Auch der Schlaganfall kommt für die Betroffenen meist ohne Ankündigung: sie trifft im wahrsten Sinne des Wortes der Schlag.
- In Deutschland sind es pro Jahr rund 270.000 Fälle.
- Mittlerweile überleben doppelt so viele Menschen als noch vor 25 Jahren, aber der Schlaganfall ist die häufigste Ursache für Behinderungen im Erwachsenenalter.
- 60 Prozent der Betroffenen sind langfristig auf Hilfsmittel, Therapien oder Pflege angewiesen. (Quelle: Stiftung Deutsche Schlaganfall Hilfe).
- Um dramatische Folgeschäden zu verhindern, ist frühzeitige Hilfe nötig. Hier scheint die Angst vor einer Ansteckung mit Covid-19 vielen aktuell zu einem weiteren Risikofaktor zu werden.
“In der ersten Phase der Corona-Krise im Frühjahr 2020 verzeichneten manche Kliniken 30 Prozent weniger Schlaganfall-Patienten. Aus Sorge vor einer Covid-Ansteckung mieden viele Menschen mit leichteren, vorübergehenden Symptomen den Weg in die Klinik. Das kann fatale Folgen haben, denn oft folgt darauf ein zweiter, deutlich schwererer Schlaganfall”, informiert Dr. Michael Brinkmeier, Vorstand der Deutschen Schlaganfall-Hilfe.
Im Notfall
Schlaganfälle können in jeder Situation auftreten. Die Anzeichen: Seh-, Sprach- und Sprachverständnisstörungen, Lähmungs- und Taubheitsgefühle und starke Kopfschmerzen bemerkbar. Wer unsicher ist, ob er selbst oder das Gegenüber einen Schlaganfall erlitten hat, kann den FAST-Test (Face-Arms-Speech-Time) durchführen:
FAST-Test: Wer nicht in der Lage ist zu lächeln, beide Arme gleichzeitig zu heben und einen einfachen Satz nachzusprechen, muss sofort ins Krankenhaus.
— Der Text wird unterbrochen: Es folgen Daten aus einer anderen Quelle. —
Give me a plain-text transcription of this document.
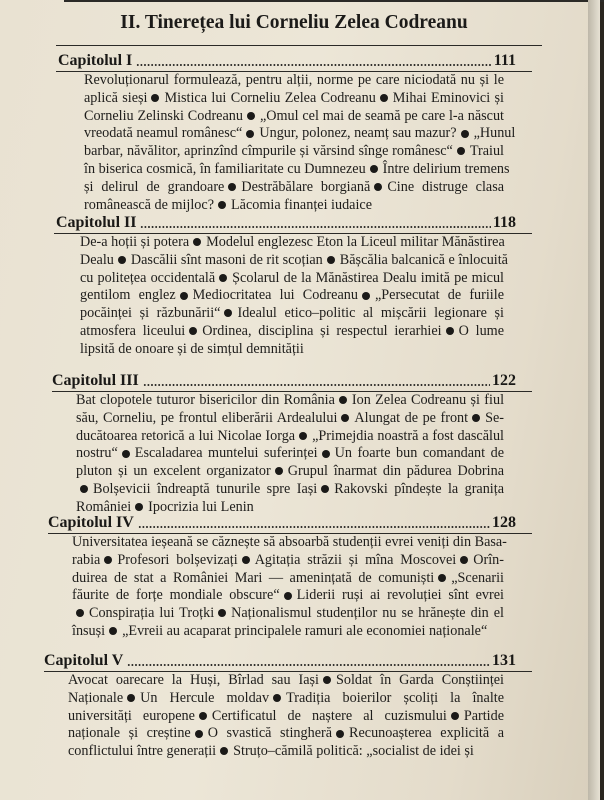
II. Tinerețea lui Corneliu Zelea Codreanu
Capitolul I	111
Revoluționarul formulează, pentru alții, norme pe care niciodată nu și le
aplică sieși Mistica lui Corneliu Zelea Codreanu Mihai Eminovici și
Corneliu Zelinski Codreanu „Omul cel mai de seamă pe care l-a născut
vreodată neamul românesc“ Ungur, polonez, neamț sau mazur? „Hunul
barbar, năvălitor, aprinzînd cîmpurile și vărsind sînge românesc“ Traiul
în biserica cosmică, în familiaritate cu Dumnezeu Între delirium tremens
și delirul de grandoare Destrăbălare borgiană Cine distruge clasa
românească de mijloc? Lăcomia finanței iudaice
Capitolul II	118
De-a hoții și potera Modelul englezesc Eton la Liceul militar Mănăstirea
Dealu Dascălii sînt masoni de rit scoțian Bășcălia balcanică e înlocuită
cu politețea occidentală Școlarul de la Mănăstirea Dealu imită pe micul
gentilom englez Mediocritatea lui Codreanu „Persecutat de furiile
pocăinței și răzbunării“ Idealul etico–politic al mișcării legionare și
atmosfera liceului Ordinea, disciplina și respectul ierarhiei O lume
lipsită de onoare și de simțul demnității
Capitolul III	122
Bat clopotele tuturor bisericilor din România Ion Zelea Codreanu și fiul
său, Corneliu, pe frontul eliberării Ardealului Alungat de pe front Se-
ducătoarea retorică a lui Nicolae Iorga „Primejdia noastră a fost dascălul
nostru“ Escaladarea muntelui suferinței Un foarte bun comandant de
pluton și un excelent organizator Grupul înarmat din pădurea Dobrina
Bolșevicii îndreaptă tunurile spre Iași Rakovski pîndește la granița
României Ipocrizia lui Lenin
Capitolul IV	128
Universitatea ieșeană se căznește să absoarbă studenții evrei veniți din Basa-
rabia Profesori bolșevizați Agitația străzii și mîna Moscovei Orîn-
duirea de stat a României Mari — amenințată de comuniști „Scenarii
făurite de forțe mondiale obscure“ Liderii ruși ai revoluției sînt evrei
Conspirația lui Troțki Naționalismul studenților nu se hrănește din el
însuși „Evreii au acaparat principalele ramuri ale economiei naționale“
Capitolul V	131
Avocat oarecare la Huși, Bîrlad sau Iași Soldat în Garda Conștiinței
Naționale Un Hercule moldav Tradiția boierilor școliți la înalte
universități europene Certificatul de naștere al cuzismului Partide
naționale și creștine O svastică stingheră Recunoașterea explicită a
conflictului între generații Struțo–cămilă politică: „socialist de idei și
Je schneller nach einem Schlaganfall die Therapie einsetzt, desto geringer sind seine Folgen („Time is brain“). Deshalb gilt: Jeder Schlaganfall ist ein Notfall!
Richtig handeln:
- Wählen Sie den Notruf 112
- Schildern Sie Symptome und Verdacht
- Geben Sie dem Betroffenen nichts zu essen und zu trinken. Da der Schluckreflex gestört ist, besteht Erstickungsgefahr
- Öffnen oder entfernen Sie Kleidungsstücke
- Befreien Sie die Atemwege: nehmen Sie beispielsweise etwaige Prothesen heraus
- Bei Bewusstlosigkeit: bringen Sie den Betroffenen in die stabile Seitenlage
- Überwachen Sie Atem und Puls und führen Sie bei Bedarf eine Herzdruckmassage durch
- Falls bekannt: notieren Sie Symptome und Zeitpunkt sowie eine etwaige Medikation
Bleiben Sie gesund! In jeder Hinsicht
Ein Schlaganfall kann jeden treffen und die Gesundheit massiv beeinflussen oder gar zum Tod führen. Daher ist es wichtig, das Risiko für Schlaganfälle so gering wie möglich zu halten.
Neben anderen Faktoren lässt sich das Schlaganfall-Risiko über die Zahngesundheit beeinflussen. Wer einer Parodontitis aktiv entgegen wirkt oder eine bestehende Parodontitis wirksam bekämpft, indem er Risikofaktoren eliminiert und gesund lebt, erleidet (statistisch) weniger wahrscheinlich einen Schlaganfall.
Welt-Schlaganfall-Tag (29. Oktober): 2006 von der Weltschlaganfall Organisation (WSO) ins Leben gerufen, soll dieser Tag öffentlich auf das Thema Schlaganfall und die Präventionsmöglichkeiten aufmerksam machen.